Ainda fora do centro da cidade, que vou percorrendo lentamente, encontro outro monumento de forte simbolismo para o povo: a Mayr Hayastan, a estátua da Mãe Arménia, com mais de 20 metros de altura e de olhos postos na fronteira turca, com uma maciça espada à sua frente, numa posição defensiva.

Um rosto bonito, já com algumas rugas, oferece-me um sorriso antes de franquear a porta da igreja e os cânticos, ressoando por todo o lado, são como um apelo para seguir os passos da senhora que, com um gesto delicado, cobre a cabeça com um lenço.

Na Surp Sargis, cheia de fiéis, a atmosfera é mística. É domingo, o dia ideal para, uma vez atravessada a ponte que liga as duas margens do rio Hrazdan, apanhar uma marshrutky no terminal com destino a Echmiadzin, a escassos 20 quilómetros de Ierevan. Capital da Arménia entre 180 e 340, Echmiadzin é o Vaticano da Igreja Apostólica Arménia e o lugar onde Grigor Lusavorich teve uma visão divina que inspirou a construção da primeira igreja mãe da Arménia. 

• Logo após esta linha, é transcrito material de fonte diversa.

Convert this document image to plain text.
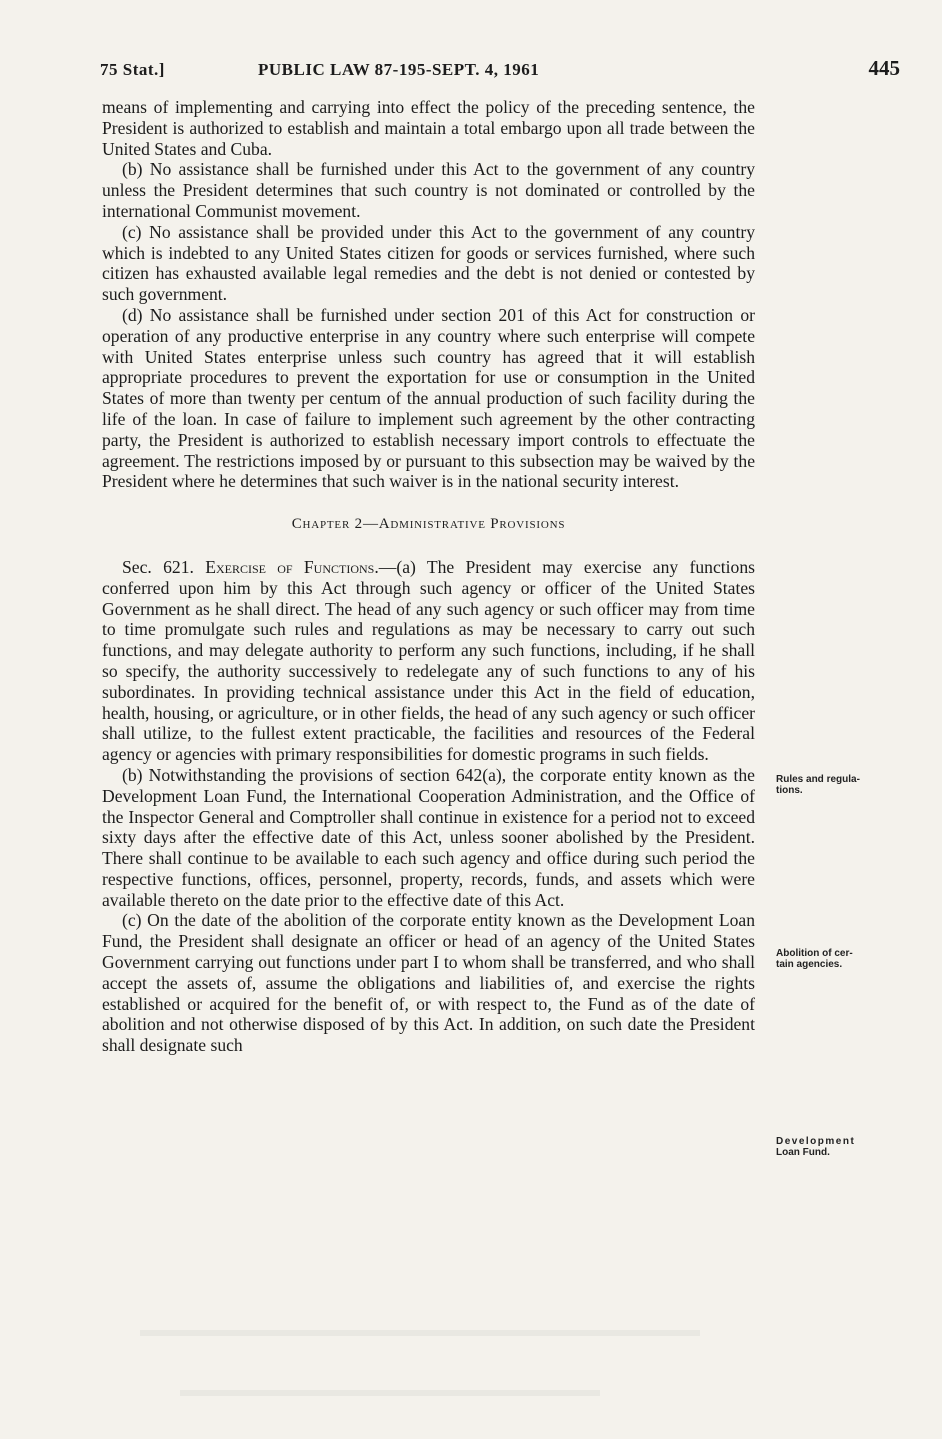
75 Stat.]	PUBLIC LAW 87-195-SEPT. 4, 1961	445

means of implementing and carrying into effect the policy of the preceding sentence, the President is authorized to establish and maintain a total embargo upon all trade between the United States and Cuba.

(b) No assistance shall be furnished under this Act to the government of any country unless the President determines that such country is not dominated or controlled by the international Communist movement.

(c) No assistance shall be provided under this Act to the government of any country which is indebted to any United States citizen for goods or services furnished, where such citizen has exhausted available legal remedies and the debt is not denied or contested by such government.

(d) No assistance shall be furnished under section 201 of this Act for construction or operation of any productive enterprise in any country where such enterprise will compete with United States enterprise unless such country has agreed that it will establish appropriate procedures to prevent the exportation for use or consumption in the United States of more than twenty per centum of the annual production of such facility during the life of the loan. In case of failure to implement such agreement by the other contracting party, the President is authorized to establish necessary import controls to effectuate the agreement. The restrictions imposed by or pursuant to this subsection may be waived by the President where he determines that such waiver is in the national security interest.

Chapter 2—Administrative Provisions

Sec. 621. Exercise of Functions.—(a) The President may exercise any functions conferred upon him by this Act through such agency or officer of the United States Government as he shall direct. The head of any such agency or such officer may from time to time promulgate such rules and regulations as may be necessary to carry out such functions, and may delegate authority to perform any such functions, including, if he shall so specify, the authority successively to redelegate any of such functions to any of his subordinates. In providing technical assistance under this Act in the field of education, health, housing, or agriculture, or in other fields, the head of any such agency or such officer shall utilize, to the fullest extent practicable, the facilities and resources of the Federal agency or agencies with primary responsibilities for domestic programs in such fields.

(b) Notwithstanding the provisions of section 642(a), the corporate entity known as the Development Loan Fund, the International Cooperation Administration, and the Office of the Inspector General and Comptroller shall continue in existence for a period not to exceed sixty days after the effective date of this Act, unless sooner abolished by the President. There shall continue to be available to each such agency and office during such period the respective functions, offices, personnel, property, records, funds, and assets which were available thereto on the date prior to the effective date of this Act.

(c) On the date of the abolition of the corporate entity known as the Development Loan Fund, the President shall designate an officer or head of an agency of the United States Government carrying out functions under part I to whom shall be transferred, and who shall accept the assets of, assume the obligations and liabilities of, and exercise the rights established or acquired for the benefit of, or with respect to, the Fund as of the date of abolition and not otherwise disposed of by this Act. In addition, on such date the President shall designate such

Rules and regula-
tions.
Abolition of cer-
tain agencies.
Development
Loan Fund.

Clérigos com longas barbas e vestidos de negro caminham pelos trilhos por entre os jardins em volta da Mayr Tachar, a catedral que é rodeada por edifícios do século XIX. A igreja original foi levantada entre 301 e 303 e — por se encontar em ruínas — reconstruída entre 480 e 483, mas todo o complexo religioso foi alvo de trabalhos de restauro e alargado ao longo dos tempos. Um monumento em pedra recorda a visita do Papa João Paulo II em 2001 e, ao lado, projecta-se o seminário Gevorgian, construído no século XIX e encerrado em 1921 — e proibido de reabrir as suas portas sob o jugo soviético — para acolher refugiados do genocídio.

Três torres sineiras, ricamente ornamentadas, destacam-se na entrada da Mayr Tachar e, uma vez no interior, à hora a que se celebra a liturgia dominical, a atmosfera produz no visitante uma sensação de paz que tarda em dissipar-se. São os cheiros, os cânticos, o fumo, a luz das velas que bailam nos rostos, tudo prende o olhar e o meu fixa-se agora numa figura que me recordo de ver, há alguns anos, em anúncios de lingerie ou em desfiles de moda — é Adriana Sklenaríková, a ex-mulher do antigo internacional francês Karembeu, eslovaca e em tempos recordista das pernas mais longas do mundo.

Respirando agora o ar puro da manhã, tento manter conversa com um veterano da guerra com o lado esquerdo do casaco coberto de medalhas soviéticas e fico depois, por longos minutos, observando apenas as famílias que prestam a sua homenagem aos mártires do genocídio, benzendo-se e rezando em frente ao monumento que lhes presta homenagem.